It’s one thing to be the UFC Bantamweight Champion and have the mindset to be prepared for any and all opponents that you may face, but it’s another to transcend a sport and take it to a height that its never been. Ronda Rousey is a gifted athlete who not only competed for the USA in both the 2004 and 2008 Olympics, but was also the first American women ever to medal in the Olympics in the sport of Judo.
Ronda Rousey is the type of person that when she puts her mind to become the best at something, she doesn’t allow anything to distract her or step in her way. After dedicating most of her adolescent life to Judo, Ronda changed courses and and began her amateur MMA career with her first fight taking place in 2010. The choice to gravitate towards MMA wasn’t for the pursuit of fame, money, staring movie roles, or magazine covers. This pursuit was about becoming the best fighter at an entirely different sport and taking WMMA to a new level because of her passion and determination to what she was told couldn’t be done; “Being the first woman in the UFC!”
There is no one single thing or a recipe to follow to bring WMMA to the UFC, mostly because the recipe hadn’t been written yet. This is why women such as Gina Carano, Julie Kedzie, and Marloes Coenen deserve the utmost respect as pioneers of WMMA and for everything they have done as they created new opportunities for future female fighters. Every woman that fights in the amateur or professional ranks has been inspired in one way or another by these women.

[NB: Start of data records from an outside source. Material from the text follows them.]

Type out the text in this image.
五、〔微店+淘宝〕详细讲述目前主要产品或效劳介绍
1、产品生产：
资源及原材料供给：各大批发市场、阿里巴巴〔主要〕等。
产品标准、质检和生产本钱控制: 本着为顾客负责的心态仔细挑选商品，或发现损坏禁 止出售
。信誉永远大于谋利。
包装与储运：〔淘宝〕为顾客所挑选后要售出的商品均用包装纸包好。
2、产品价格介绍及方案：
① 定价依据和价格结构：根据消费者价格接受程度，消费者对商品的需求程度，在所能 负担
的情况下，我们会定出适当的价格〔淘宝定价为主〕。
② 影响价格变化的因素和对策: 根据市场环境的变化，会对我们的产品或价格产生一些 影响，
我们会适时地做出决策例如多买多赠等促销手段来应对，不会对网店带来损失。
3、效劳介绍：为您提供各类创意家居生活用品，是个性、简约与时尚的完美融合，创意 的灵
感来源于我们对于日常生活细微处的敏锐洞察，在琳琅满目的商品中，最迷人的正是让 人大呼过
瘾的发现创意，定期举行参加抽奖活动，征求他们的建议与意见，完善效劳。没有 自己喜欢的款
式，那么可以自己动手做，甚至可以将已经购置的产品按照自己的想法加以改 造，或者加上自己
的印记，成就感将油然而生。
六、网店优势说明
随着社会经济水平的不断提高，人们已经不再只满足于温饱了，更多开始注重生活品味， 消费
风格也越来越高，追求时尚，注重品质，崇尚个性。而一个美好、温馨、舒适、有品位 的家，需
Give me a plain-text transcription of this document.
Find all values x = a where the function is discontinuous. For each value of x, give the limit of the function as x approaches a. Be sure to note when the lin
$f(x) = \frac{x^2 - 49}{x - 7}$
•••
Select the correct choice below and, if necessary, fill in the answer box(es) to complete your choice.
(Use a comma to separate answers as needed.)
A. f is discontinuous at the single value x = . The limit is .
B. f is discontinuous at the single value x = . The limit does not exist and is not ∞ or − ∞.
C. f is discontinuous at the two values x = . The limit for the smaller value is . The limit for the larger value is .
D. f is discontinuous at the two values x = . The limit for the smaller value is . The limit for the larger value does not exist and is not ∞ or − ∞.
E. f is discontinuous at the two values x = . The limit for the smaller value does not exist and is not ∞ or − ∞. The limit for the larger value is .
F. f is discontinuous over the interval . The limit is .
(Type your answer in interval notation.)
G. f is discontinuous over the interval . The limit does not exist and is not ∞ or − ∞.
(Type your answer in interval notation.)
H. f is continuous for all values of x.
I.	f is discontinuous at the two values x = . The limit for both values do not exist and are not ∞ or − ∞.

Now, each and every woman that has signed or fought in the UFC has become part of the movement to take WMMA higher and higher. They are all apart of something special and their contributions are helping bring even more women into the UFC. Ronda has conveyed her respect on many occasions for the pioneers of WMMA and in turn so have people like Gina Carano with regards to Ronda being the new face of WMMA.
In August when Ronda learned that a fight between her sparring partner Diana Prazak and Swedish boxer Frida Wallberg ended with Frida being hospitalize and in coma, Ronda decided that she wanted to help and make a difference. Ronda donated several of her personal apparel items for an auction to help raise funds for Frida’s medical bills, although she had never even met Frida before. Why would Ronda hold an auction for a Swedish boxer that she had never even met you might ask? Because real leaders go out of their way to help other people and to do what is right, not only what is expected of them. She genuinely believes in giving back to the community and helping those achieve their dreams much like she has.
“It’s not your purpose in life to be happy, it’s your purpose in life to leave the world better than how you found it. I’m trying to do that.”
Ronda has a very distinct personality where she will say exactly whats on her mind, which sets her apart from those that say and do what the mainstream media is expecting of them. She advocates for a healthy lifestyle to better ones self-esteem rather then the artificial cosmetic reasons society has grown a custom to. Watch as Phoenix Carnevale asked Ronda about some of these things in the video below.
“And that’s one of the reasons for this shoot. I specifically got heavy for it. I was 143 for the ESPN Body shoot and I was 151 for the Maxim shoot and I did it on purpose. Because when I was 14, my idea of – the standard that I held to look like was what I perceived the guys my age to want. And I saw all of them reading Maxim and I never looked like any of those girls.”
Being one of the biggest names in Mixed Martial Arts also carries great responsibility. Ronda left home for the filming of The Ultimate Fighter 18 in May and filmed the show until leading right into the UFC Fan Expo on July 6-7 at Mandalay Bay in Las Vegas. From there Ronda went on a UFC World Media tour promoting the next four major UFC Fight events taking us up to the final event of the year UFC 168 where she is fighting Miesha Tate as the co-main event of Silva Vs. Wiedman 2. Not to mention all of the talk shows, interviews and photo sets that came during that time as well. All of these are a result of her hard work and personal success, but fulfilling these opportunities gives her a chance to be heard and connect with those who see her as a role model for WMMA.
“Research indicates MMA’s worldwide fan base is bigger than MLB’s, and that Ronda Rousey is a “breakthrough” celebrity.”
When all is said and done, none of this growth would be possible without the fans. The fans are the ones that engage daily in social media debates, purchase the event tickets, and buy the merchandise. They are the ones that help create awareness through interactions, the ones that are the driving force behind the meteoric rise of MMA & WMMA. Unlike any other sport, MMA has the closest relationship between the athletes and their fans. It is great to see just how many MMA fans support their fighter as if they were going into battle with them. This is probably why most people who are invested in MMA, speak so passionately about it. They feel they are a part of something big, something special. WMMA is more than just a sport, it is a movement. Which is why we have to give credit where credit is due, to the pioneers of WMMA. Without their sacrifices and contributions, none of this would be possible.